Is separation good for marriage? The answer to that question may surprise you. If you and your spouse are going through a rough patch at the moment, separation may be a word that is being bandied about between the two of you. If your spouse has brought it up, you may feel a bit overwhelmed by the idea. Being fearful of a separation is normal since most people mistakenly believe that once a separation occurs, the marriage can no longer be saved. That’s actually not the case at all. In fact, you may find that you have a stronger, more stable and satisfying relationship if you and your spouse take some time apart from each other.

When you’re considering the question is separation good for marriage you have to focus on the positive benefits that some time apart offers to you and your partner. When there is conflict in the marriage and you have no time or opportunity to get away from your spouse to think clearly, it can actually make the situation much worse. When a couple is struggling with an issue and they are constantly in contact with one another, they are bound to do and say things that are going to be hurtful to one another. This may take the form of prolonged arguing or perhaps unending silence. Some time apart, like a separation offers, allows both parties to cool down and think things through logically and calmly.

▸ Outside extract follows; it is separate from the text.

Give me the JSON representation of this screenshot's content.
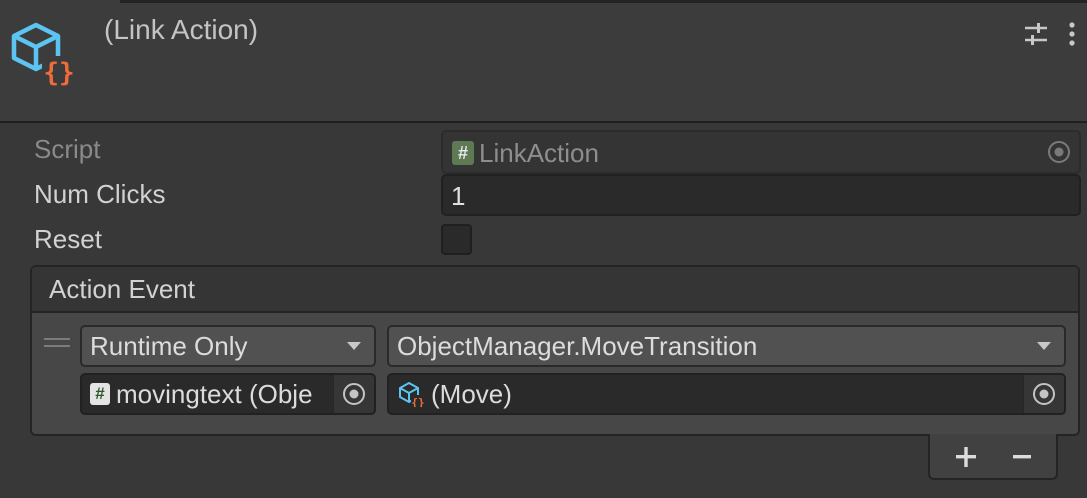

Another benefit that a separation affords is the opportunity to miss one another. Even if a couple feels as though they can’t live together because they argue so much of the time, they often find that they just can’t live without each other. This is something that your spouse may come to realize after just a few days of being apart from you. If you cry, plead or beg with them to stay, it may actually harm the relationship more than if you let them leave. As soon as they are no longer with you, they’ll likely start to really miss you. That can actually be the catalyst that helps you two realize how much you mean to one another.